Every year, the Social Security Administration (SSA) handles about 2 million Social Security Disability applications. Unfortunately, up to two-thirds of applications are denied by the SSA. One major cause of this is errors made when completing our papers. Furthermore, even if someone is accepted, it may take months before they begin getting benefits. For more info, consult an experienced social security attorney today.
To increase your chances of success and prevent endangering your claim, avoid the following errors individuals make when applying for disability benefits.
- Not being prepared
Applying for Social Security Disability Insurance (SSDI) benefits entails more than just filling out and submitting papers.

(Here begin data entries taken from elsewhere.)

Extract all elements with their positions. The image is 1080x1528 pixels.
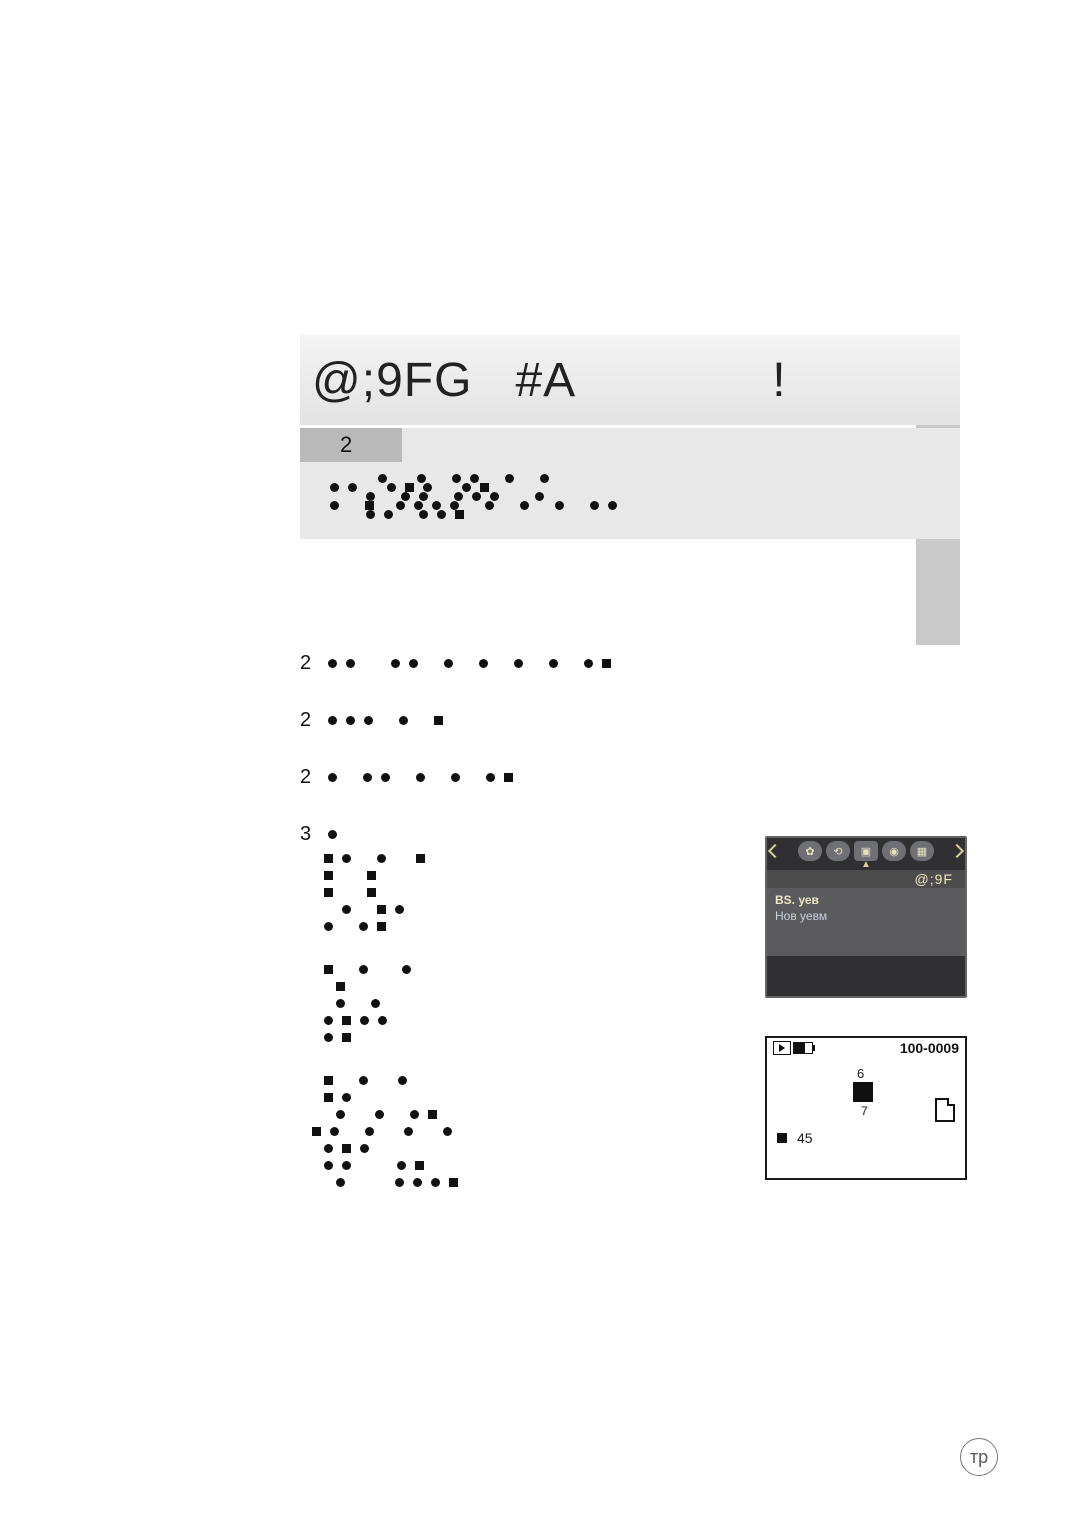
right-arrow-icon[interactable] [950, 844, 964, 858]
preview-num-top: 6 [857, 1066, 864, 1081]
tab-icon-4[interactable]: ◉ [882, 841, 906, 861]
preview-num-bottom: 7 [861, 1104, 868, 1118]
camera-menu-body: ВS. уев Нов уевм [767, 888, 965, 956]
footer-number: 45 [797, 1130, 813, 1146]
playback-icon [773, 1041, 791, 1055]
page: @;9FG #A ! 2 [0, 0, 1080, 1528]
camera-menu-title: @;9F [767, 870, 965, 888]
page-fold-icon [935, 1098, 955, 1122]
info-header: 2 [300, 428, 402, 462]
body-line-1: 2 [300, 652, 620, 675]
line-num: 2 [300, 709, 318, 732]
page-title-band: @;9FG #A ! [300, 335, 960, 425]
info-header-number: 2 [340, 432, 352, 457]
tab-icon-5[interactable]: ▦ [910, 841, 934, 861]
title-end: ! [772, 354, 786, 407]
preview-footer: 45 [767, 1130, 965, 1146]
page-number-text: тр [970, 1447, 988, 1468]
camera-menu-footer [767, 956, 965, 976]
menu-row-selected[interactable]: ВS. уев [775, 892, 957, 908]
line-num: 2 [300, 766, 318, 789]
body-line-3: 2 [300, 766, 620, 789]
camera-tab-row: ✿ ⟲ ▣ ◉ ▦ [767, 838, 965, 861]
camera-menu-screen: ✿ ⟲ ▣ ◉ ▦ ▲ @;9F ВS. уев Нов уевм [765, 836, 967, 998]
preview-body: 6 7 [767, 1058, 965, 1130]
body-line-4: 3 [300, 823, 620, 846]
body-lines: 2 2 2 3 [300, 644, 620, 1195]
page-number: тр [960, 1438, 998, 1476]
battery-icon [793, 1042, 813, 1054]
tab-icon-1[interactable]: ✿ [798, 841, 822, 861]
marker-square-icon [777, 1133, 787, 1143]
line-num: 3 [300, 823, 318, 846]
camera-tabs: ✿ ⟲ ▣ ◉ ▦ [798, 841, 934, 861]
info-block: 2 [300, 428, 960, 539]
tab-pointer-icon: ▲ [767, 859, 965, 870]
image-code: 100-0009 [900, 1040, 959, 1056]
preview-black-square [853, 1082, 873, 1102]
menu-row[interactable]: Нов уевм [775, 908, 957, 924]
title-left: @;9FG [312, 354, 472, 407]
line-num: 2 [300, 652, 318, 675]
preview-header: 100-0009 [767, 1038, 965, 1058]
info-dots [300, 474, 960, 519]
title-mid: #A [515, 354, 573, 407]
tab-icon-3[interactable]: ▣ [854, 841, 878, 861]
left-arrow-icon[interactable] [768, 844, 782, 858]
page-title: @;9FG #A ! [300, 353, 787, 408]
body-line-2: 2 [300, 709, 620, 732]
preview-window: 100-0009 6 7 45 [765, 1036, 967, 1180]
tab-icon-2[interactable]: ⟲ [826, 841, 850, 861]
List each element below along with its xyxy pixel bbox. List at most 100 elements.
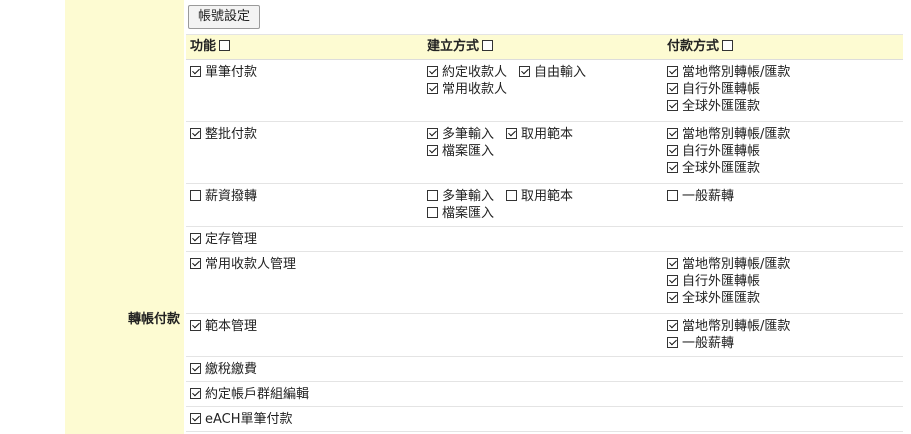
payment-option[interactable]: 一般薪轉 xyxy=(667,336,734,351)
function-cell: 約定帳戶群組編輯 xyxy=(186,382,423,406)
checkbox-label: 全球外匯匯款 xyxy=(682,291,761,306)
checkbox[interactable] xyxy=(667,337,678,348)
payment-cell: 當地幣別轉帳/匯款 自行外匯轉帳 全球外匯匯款 xyxy=(663,122,903,183)
function-option[interactable]: 約定帳戶群組編輯 xyxy=(190,387,309,402)
function-option[interactable]: 單筆付款 xyxy=(190,65,257,80)
method-option[interactable]: 常用收款人 xyxy=(427,82,507,97)
checkbox[interactable] xyxy=(190,320,201,331)
checkbox[interactable] xyxy=(427,190,438,201)
method-cell: 約定收款人 自由輸入 常用收款人 xyxy=(423,60,663,121)
checkbox[interactable] xyxy=(506,128,518,139)
checkbox-label: 約定帳戶群組編輯 xyxy=(205,387,310,402)
function-cell: 繳稅繳費 xyxy=(186,357,423,381)
payment-option[interactable]: 一般薪轉 xyxy=(667,189,734,204)
method-option[interactable]: 取用範本 xyxy=(506,189,573,204)
payment-option[interactable]: 當地幣別轉帳/匯款 xyxy=(667,65,790,80)
checkbox[interactable] xyxy=(427,66,438,77)
checkbox[interactable] xyxy=(667,258,678,269)
table-row: 常用收款人管理 當地幣別轉帳/匯款 自行外匯轉帳全球外匯匯款 xyxy=(186,252,903,314)
checkbox-label: 取用範本 xyxy=(521,127,574,142)
checkbox[interactable] xyxy=(427,128,438,139)
method-option[interactable]: 約定收款人 xyxy=(427,65,507,80)
method-option[interactable]: 多筆輸入 xyxy=(427,127,494,142)
checkbox[interactable] xyxy=(427,207,438,218)
method-option[interactable]: 檔案匯入 xyxy=(427,144,494,159)
payment-option[interactable]: 自行外匯轉帳 xyxy=(667,82,760,97)
checkbox[interactable] xyxy=(667,292,678,303)
checkbox[interactable] xyxy=(190,363,201,374)
checkbox[interactable] xyxy=(190,413,201,424)
checkbox[interactable] xyxy=(667,190,678,201)
payment-option[interactable]: 當地幣別轉帳/匯款 xyxy=(667,319,790,334)
function-cell: 定存管理 xyxy=(186,227,423,251)
method-option[interactable]: 自由輸入 xyxy=(519,65,586,80)
checkbox-label: 檔案匯入 xyxy=(442,144,495,159)
checkbox-label: 常用收款人 xyxy=(442,82,508,97)
function-option[interactable]: 整批付款 xyxy=(190,127,257,142)
checkbox-label: 多筆輸入 xyxy=(442,189,495,204)
checkbox[interactable] xyxy=(190,233,201,244)
method-cell xyxy=(423,357,663,381)
function-option[interactable]: eACH單筆付款 xyxy=(190,412,293,427)
checkbox[interactable] xyxy=(667,128,678,139)
function-cell: 範本管理 xyxy=(186,314,423,356)
payment-option[interactable]: 自行外匯轉帳 xyxy=(667,274,760,289)
function-cell: 單筆付款 xyxy=(186,60,423,121)
checkbox[interactable] xyxy=(427,83,438,94)
header-method: 建立方式 xyxy=(423,35,663,59)
checkbox[interactable] xyxy=(190,258,201,269)
method-option[interactable]: 檔案匯入 xyxy=(427,206,494,221)
checkbox[interactable] xyxy=(519,66,531,77)
checkbox-label: 約定收款人 xyxy=(442,65,508,80)
payment-option[interactable]: 全球外匯匯款 xyxy=(667,99,760,114)
checkbox-label: 薪資撥轉 xyxy=(205,189,258,204)
function-option[interactable]: 定存管理 xyxy=(190,232,257,247)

Do your research if you want to increase your chances of earning benefits. Find out what sorts of benefits are available to you, discover the requirements for eligibility, and be organized before applying.
- Not checking your claim status regularly.
It is critical to monitor the progress of your claim frequently since it expedites your case and helps you to discover any errors. The Social Security Administration may lose papers or fail to notify applicants when their claims are denied. Contact your neighborhood Social Security office on a regular basis to speak with your claims examiner and obtain basic case updates.
- Collecting unemployment benefits
When you apply for Social Security Disability payments, you say that you have been unable to undertake considerable work activity for at least 12 months due to a mental or physical handicap. When you apply for unemployment benefits, you indicate that you are ready and available to work if you can find a suitable job. Most disability lawyers advise against receiving unemployment benefits while filing for SSDI benefits since your claim may be refused.
- Not following your doctor’s recommendations.
The Social Security Administration (SSA) examines the credibility of your claim in part by examining whether you sought treatment for your disease and followed your doctor’s recommendations. If you do not take your prescriptions as directed, the SSA may determine that your illness is not as severe and limiting as you claim. There are a few valid reasons for not following a recommended therapy, such as being unable to pay for it or having pharmaceutical adverse effects worse than the symptoms being treated.
- Missing deadlines
Was your SSDI application denied? You have 60 days from the date you get your denial notice to file an appeal. If you do not request an appeal by this date, you must restart the procedure and make a new claim. A disability attorney can help you with this.